We seek to explore the landscape of CG mappings and to investigate the thermodynamics of selecting maps. Accordingly, we define an energy function E(M)I(M) or E(M)=1Q(M) and perform MC simulations that sample maps according to a canonical distribution, PMeβEE(M), at a conjugate inverse temperature, βE. Starting from the block map, the simulations diffuse through mapping space by swapping atoms between pairs of CG sites, while ensuring that each site remains connected. Each move is accepted or rejected based upon a Metropolis criterion ensuring detailed balance (28). Given the maps sampled at a wide range of conjugate temperatures, we estimate densities of states that quantify the number of maps with a given information content, Ω(I), and spectral quality, Ω(Q).

Densities of States.

Fig. 2 presents the natural logarithm of the resulting density of states, lnΩ, for different degrees of coarsening, R. Since lnΩ exhibits pronounced peaks for each R, each resolution is characterized by a very large number of typical maps with a characteristic information content, I, and spectral quality, Q. As expected, the characteristic values for I and Q systematically decrease with increased coarsening, although they decrease less rapidly than might be naïvely expected. For instance, when each site represents two atoms, i.e., R=2, typical representations preserve ∼60% of the information and vibrational power present in the microscopic ensemble. Interestingly, lnΩ(I) is similarly narrow at each resolution R>2. In contrast, lnΩ(Q) becomes increasingly broad with coarsening. In particular, at a given resolution, there exist rare mappings that provide significantly higher spectral quality than typical maps.

Fig. 2.

Fig. 2.

Statistical analysis of mapping space. (A and B) The natural logarithm of the density of states, lnΩ, quantifying the number of maps, M, with given information content, I, or spectral quality, Q, for 2ERL at varying degrees of coarsening, R=n/N, indicated by the colors of the legend. The black crosses indicate I and Q for the block map at each resolution. (C and D) Box plots indicating the mean (widest bar), extrema (top and bottom bars), and the 25 and 75% quantiles (shaded box) characterizing these densities of states for 2ERL (black) and for three other small proteins.

Fig. 2 C and D present box plots summarizing these statistics as a function of resolution for 2ERL and three other small proteins.

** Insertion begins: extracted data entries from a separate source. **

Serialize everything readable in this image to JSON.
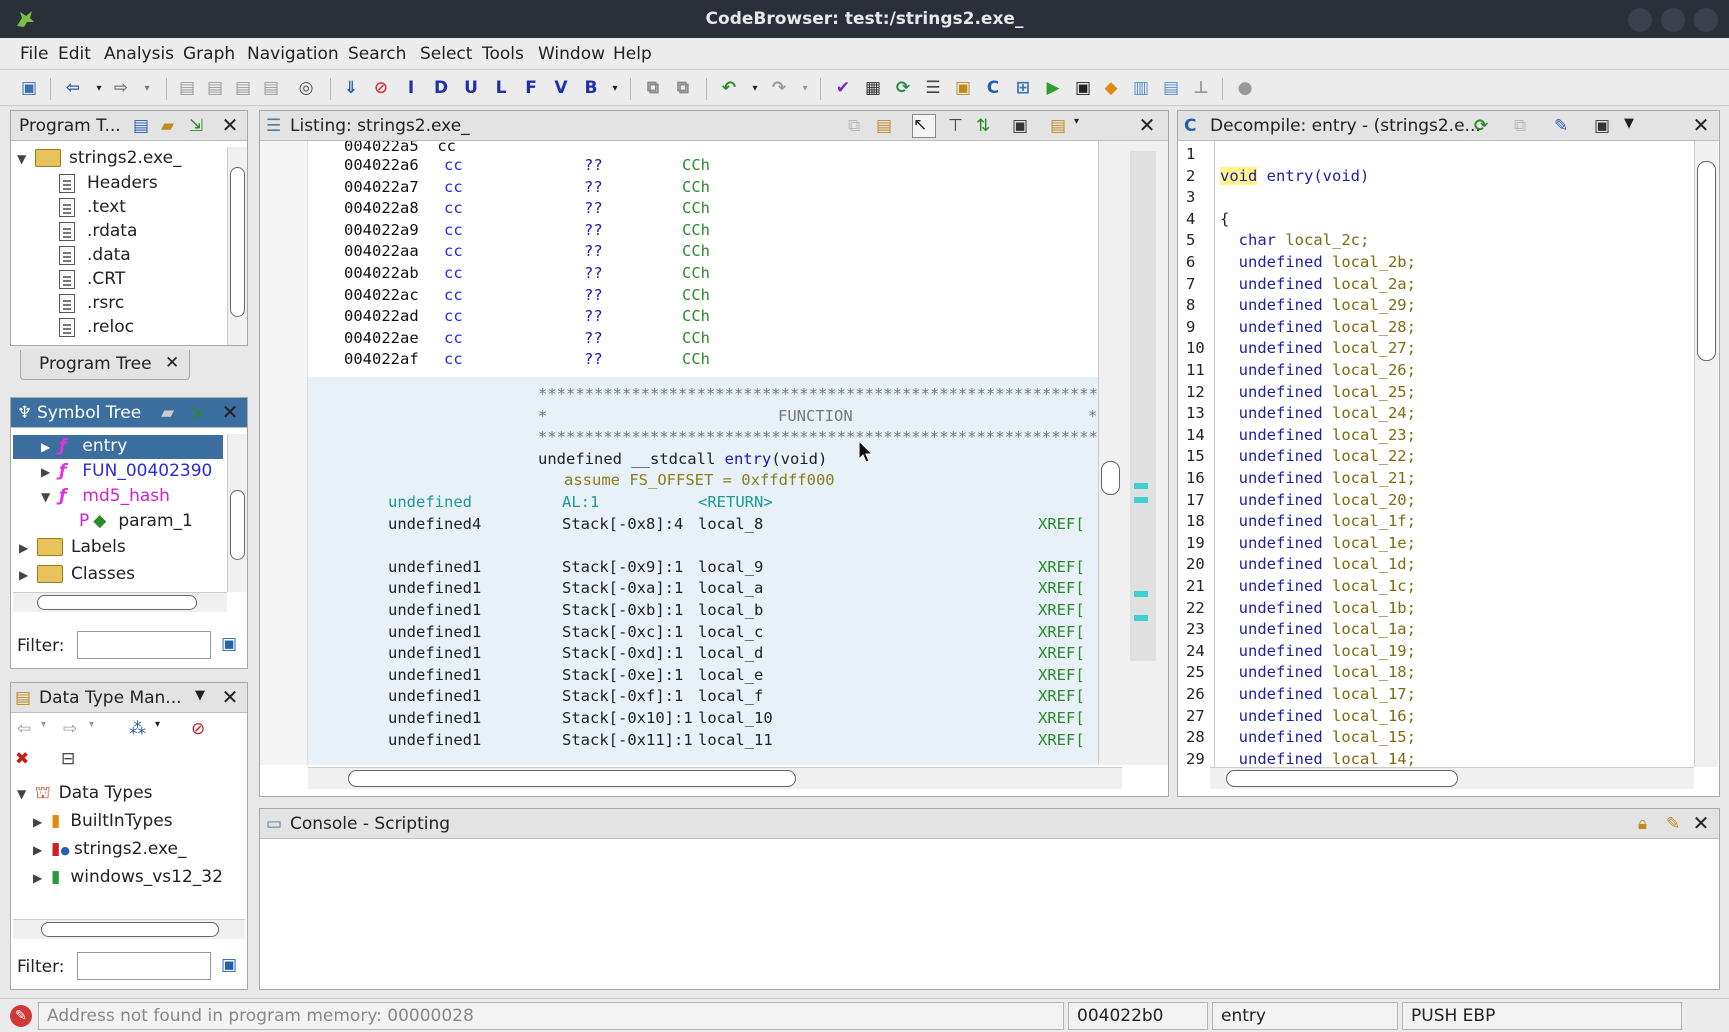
{
  "window": {
    "title": "CodeBrowser: test:/strings2.exe_"
  },
  "menu": [
    "File",
    "Edit",
    "Analysis",
    "Graph",
    "Navigation",
    "Search",
    "Select",
    "Tools",
    "Window",
    "Help"
  ],
  "program_tree": {
    "title": "Program T...",
    "root": "strings2.exe_",
    "items": [
      "Headers",
      ".text",
      ".rdata",
      ".data",
      ".CRT",
      ".rsrc",
      ".reloc"
    ],
    "tab_label": "Program Tree"
  },
  "symbol_tree": {
    "title": "Symbol Tree",
    "items": [
      "entry",
      "FUN_00402390",
      "md5_hash",
      "param_1",
      "Labels",
      "Classes"
    ],
    "filter_label": "Filter:"
  },
  "data_type_manager": {
    "title": "Data Type Man...",
    "root": "Data Types",
    "items": [
      "BuiltInTypes",
      "strings2.exe_",
      "windows_vs12_32"
    ],
    "filter_label": "Filter:"
  },
  "listing": {
    "title": "Listing:  strings2.exe_",
    "top_partial": "004022a5  cc",
    "bytes": [
      {
        "addr": "004022a6",
        "b": "cc",
        "op": "??",
        "v": "CCh"
      },
      {
        "addr": "004022a7",
        "b": "cc",
        "op": "??",
        "v": "CCh"
      },
      {
        "addr": "004022a8",
        "b": "cc",
        "op": "??",
        "v": "CCh"
      },
      {
        "addr": "004022a9",
        "b": "cc",
        "op": "??",
        "v": "CCh"
      },
      {
        "addr": "004022aa",
        "b": "cc",
        "op": "??",
        "v": "CCh"
      },
      {
        "addr": "004022ab",
        "b": "cc",
        "op": "??",
        "v": "CCh"
      },
      {
        "addr": "004022ac",
        "b": "cc",
        "op": "??",
        "v": "CCh"
      },
      {
        "addr": "004022ad",
        "b": "cc",
        "op": "??",
        "v": "CCh"
      },
      {
        "addr": "004022ae",
        "b": "cc",
        "op": "??",
        "v": "CCh"
      },
      {
        "addr": "004022af",
        "b": "cc",
        "op": "??",
        "v": "CCh"
      }
    ],
    "stars": "***************************************************************",
    "function_banner": "FUNCTION",
    "signature_prefix": "undefined __stdcall ",
    "signature_name": "entry",
    "signature_suffix": "(void)",
    "assume": "assume FS_OFFSET = 0xffdff000",
    "ret_type": "undefined",
    "ret_loc": "AL:1",
    "ret_name": "<RETURN>",
    "locals": [
      {
        "type": "undefined4",
        "loc": "Stack[-0x8]:4",
        "name": "local_8",
        "xref": "XREF["
      },
      {
        "type": "undefined1",
        "loc": "Stack[-0x9]:1",
        "name": "local_9",
        "xref": "XREF["
      },
      {
        "type": "undefined1",
        "loc": "Stack[-0xa]:1",
        "name": "local_a",
        "xref": "XREF["
      },
      {
        "type": "undefined1",
        "loc": "Stack[-0xb]:1",
        "name": "local_b",
        "xref": "XREF["
      },
      {
        "type": "undefined1",
        "loc": "Stack[-0xc]:1",
        "name": "local_c",
        "xref": "XREF["
      },
      {
        "type": "undefined1",
        "loc": "Stack[-0xd]:1",
        "name": "local_d",
        "xref": "XREF["
      },
      {
        "type": "undefined1",
        "loc": "Stack[-0xe]:1",
        "name": "local_e",
        "xref": "XREF["
      },
      {
        "type": "undefined1",
        "loc": "Stack[-0xf]:1",
        "name": "local_f",
        "xref": "XREF["
      },
      {
        "type": "undefined1",
        "loc": "Stack[-0x10]:1",
        "name": "local_10",
        "xref": "XREF["
      },
      {
        "type": "undefined1",
        "loc": "Stack[-0x11]:1",
        "name": "local_11",
        "xref": "XREF["
      }
    ]
  },
  "decompile": {
    "title": "Decompile: entry - (strings2.e...",
    "lines": [
      {
        "n": "1",
        "kw": "",
        "rest": ""
      },
      {
        "n": "2",
        "kw": "void",
        "rest": " entry(void)"
      },
      {
        "n": "3",
        "kw": "",
        "rest": ""
      },
      {
        "n": "4",
        "kw": "",
        "rest": "{"
      },
      {
        "n": "5",
        "kw": "  char",
        "rest": " local_2c;"
      },
      {
        "n": "6",
        "kw": "  undefined",
        "rest": " local_2b;"
      },
      {
        "n": "7",
        "kw": "  undefined",
        "rest": " local_2a;"
      },
      {
        "n": "8",
        "kw": "  undefined",
        "rest": " local_29;"
      },
      {
        "n": "9",
        "kw": "  undefined",
        "rest": " local_28;"
      },
      {
        "n": "10",
        "kw": "  undefined",
        "rest": " local_27;"
      },
      {
        "n": "11",
        "kw": "  undefined",
        "rest": " local_26;"
      },
      {
        "n": "12",
        "kw": "  undefined",
        "rest": " local_25;"
      },
      {
        "n": "13",
        "kw": "  undefined",
        "rest": " local_24;"
      },
      {
        "n": "14",
        "kw": "  undefined",
        "rest": " local_23;"
      },
      {
        "n": "15",
        "kw": "  undefined",
        "rest": " local_22;"
      },
      {
        "n": "16",
        "kw": "  undefined",
        "rest": " local_21;"
      },
      {
        "n": "17",
        "kw": "  undefined",
        "rest": " local_20;"
      },
      {
        "n": "18",
        "kw": "  undefined",
        "rest": " local_1f;"
      },
      {
        "n": "19",
        "kw": "  undefined",
        "rest": " local_1e;"
      },
      {
        "n": "20",
        "kw": "  undefined",
        "rest": " local_1d;"
      },
      {
        "n": "21",
        "kw": "  undefined",
        "rest": " local_1c;"
      },
      {
        "n": "22",
        "kw": "  undefined",
        "rest": " local_1b;"
      },
      {
        "n": "23",
        "kw": "  undefined",
        "rest": " local_1a;"
      },
      {
        "n": "24",
        "kw": "  undefined",
        "rest": " local_19;"
      },
      {
        "n": "25",
        "kw": "  undefined",
        "rest": " local_18;"
      },
      {
        "n": "26",
        "kw": "  undefined",
        "rest": " local_17;"
      },
      {
        "n": "27",
        "kw": "  undefined",
        "rest": " local_16;"
      },
      {
        "n": "28",
        "kw": "  undefined",
        "rest": " local_15;"
      },
      {
        "n": "29",
        "kw": "  undefined",
        "rest": " local_14;"
      }
    ]
  },
  "console": {
    "title": "Console - Scripting"
  },
  "status": {
    "message": "Address not found in program memory: 00000028",
    "address": "004022b0",
    "function": "entry",
    "instruction": "PUSH EBP"
  },
  "colors": {
    "titlebar": "#2a2f3a",
    "selection": "#3c6e9f",
    "function_bg": "#e8f0f8"
  }
}
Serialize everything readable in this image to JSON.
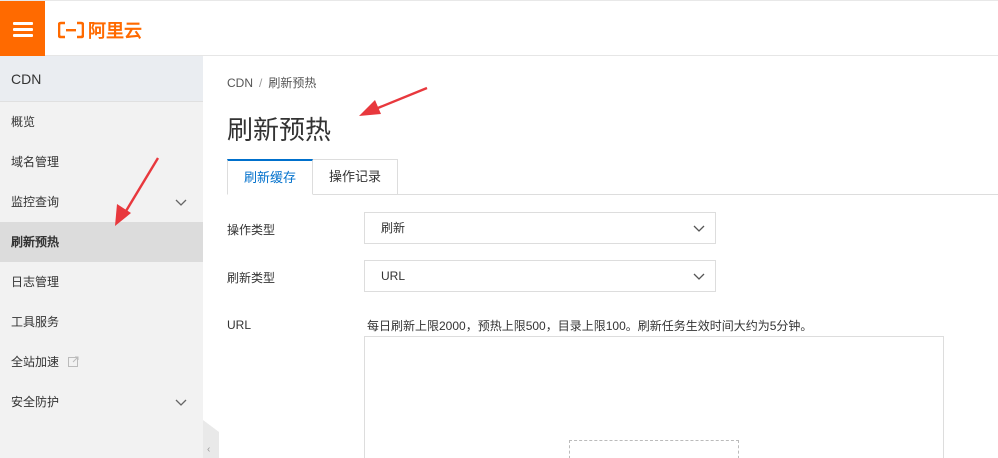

The I distributions are not only narrow but also almost identical for different proteins. Thus, the information content depends strongly upon resolution but appears relatively insensitive to the details of the mapping or the particular proteins. In contrast, the Q distributions are much broader, demonstrate greater protein dependence, and demonstrate long tails toward relatively high spectral quality. Certain proteins and certain resolutions appear particularly amenable for preserving the low-frequency motions of the microscopic model.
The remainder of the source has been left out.